Of course, after being out for hours, I looked down for two seconds and when I looked up, I saw Chad's back. Crap! I never saw Will, though I did see a few people who might have been Will. Then I immediately moved my chair facing the other direction for the run. We were around mile 7 or 8 and some of my club members had pom-poms and were cheering everyone that came by. I was cheering too and one of the runners came by and yelled "Hi Marie" which cracked me up. (We're supposed to yell for them, not the other way around.)

Eventually Chad showed up, a bit later than I expected, which had me worried. But he saw the pom-poms and cracked up and I screamed Go Chad and he saw my sign and it was all good. Once he passed, I ran down to the finish with my bike to get it checked out and see if I could see him cross the line. This time he was way earlier than I expected but I did see his back go by as he crossed the line and they said his name and I felt as excited as if I'd just done the long course myself.

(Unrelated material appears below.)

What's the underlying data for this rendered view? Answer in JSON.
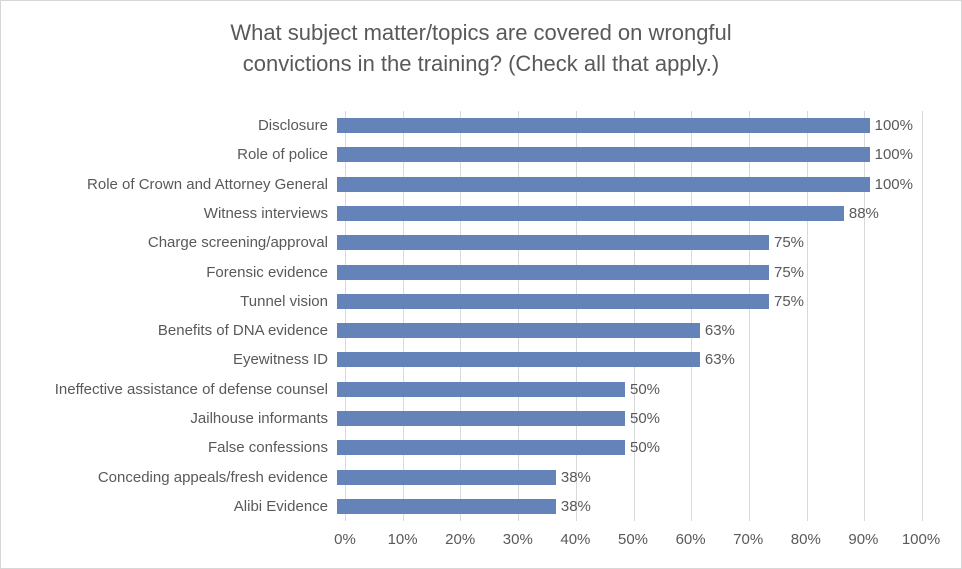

Later on, when I got bored drooling over tri gear I can't afford at the Expo, I wandered by his campsite and we took a picture of the two of us with the, by now quite battered, sign. That's when I found out that Will's bike had conked out at mile 3 and he'd had to DNF. So none of those people I thought maybe was him was actually him. Plus it sucks to DNF. I also got to hear a bit about Chad's race and his bike troubles and how hard the run was (super hard).

We figured he'd done the whole thing in around 8 hours, which for a course that people who've done Ironmans say is harder, is pretty fantastic in my opinion. We talked about about getting choked up realizing how much our lives had changed and then they drove off and I went back to our campsite for the club barbeque.

This was when I discovered that my knees were sunburned. Great. I had put sunscreen on my face and arms, but I had on knee socks (with skulls because that's the Avia logo) and long shorts that came down to my knees so I hadn't even though about them. Now I had tight calves and red knees. I was starting to get a feeling of impending doom about the race.

But I set that aside and prepared to make my best dish -- Rosemary-Teriyaki Flank Steak. It was great to meet some of my club members and get to know them better even if the bbq really turned out to be about four groups all scattered around a large field and quite disjoint. (I think next year we need to bring some folding tables so we can have a central location.)

I was still a bit nervous about my race though, so I went to bed early and hoped it wouldn't be that noisy. I must have been pretty beat because I slept like the dead -- which is unusual for me when camping.

And thus ends the Pre-race part of my report.